Theoretische implicaties
De huidige detectie van gepolariseerde spectrale kenmerken suggereert sterk dat, om de onderliggende fysica te begrijpen, de theoretische modellering van Type Ia supernovae gebeurtenissen in alle drie dimensies nauwkeuriger zal moeten worden gedaan dan momenteel wordt gedaan.

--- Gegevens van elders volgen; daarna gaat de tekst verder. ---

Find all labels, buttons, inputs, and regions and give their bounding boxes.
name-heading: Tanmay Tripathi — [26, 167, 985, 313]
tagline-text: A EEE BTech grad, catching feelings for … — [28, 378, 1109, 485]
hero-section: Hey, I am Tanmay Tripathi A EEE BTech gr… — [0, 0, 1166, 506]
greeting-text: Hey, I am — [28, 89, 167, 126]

In feite zijn de beschikbare, zeer complexe hydrodynamische berekeningen tot dusver niet in staat geweest de door SN 2001el blootgestelde structuren te reproduceren.
Meer informatie
De in dit persbericht gepresenteerde resultaten zijn beschreven in een onderzoeksartikel in "Astrophysical Journal" ("Spectropolarimetry of SN 2001el in NGC 1448: Asphericity of a Normal Type Ia Supernova") door Lifan Wang en co-auteurs, Volume 591, p. 1110).
Opmerkingen
[1]: Dit is een gecoördineerd ESO / Lawrence Berkeley National Laboratory / Univ. van Texas Press Release. Het LBNL-persbericht is hier beschikbaar.
[2]: Het team bestaat uit Lifan Wang, Dietrich Baade, Peter H? Flich, Alexei Khokhlov, J. Craig Wheeler, Daniel Kasen, Peter E. Nugent, Saul Perlmutter, Claes Fransson en Peter Lundqvist.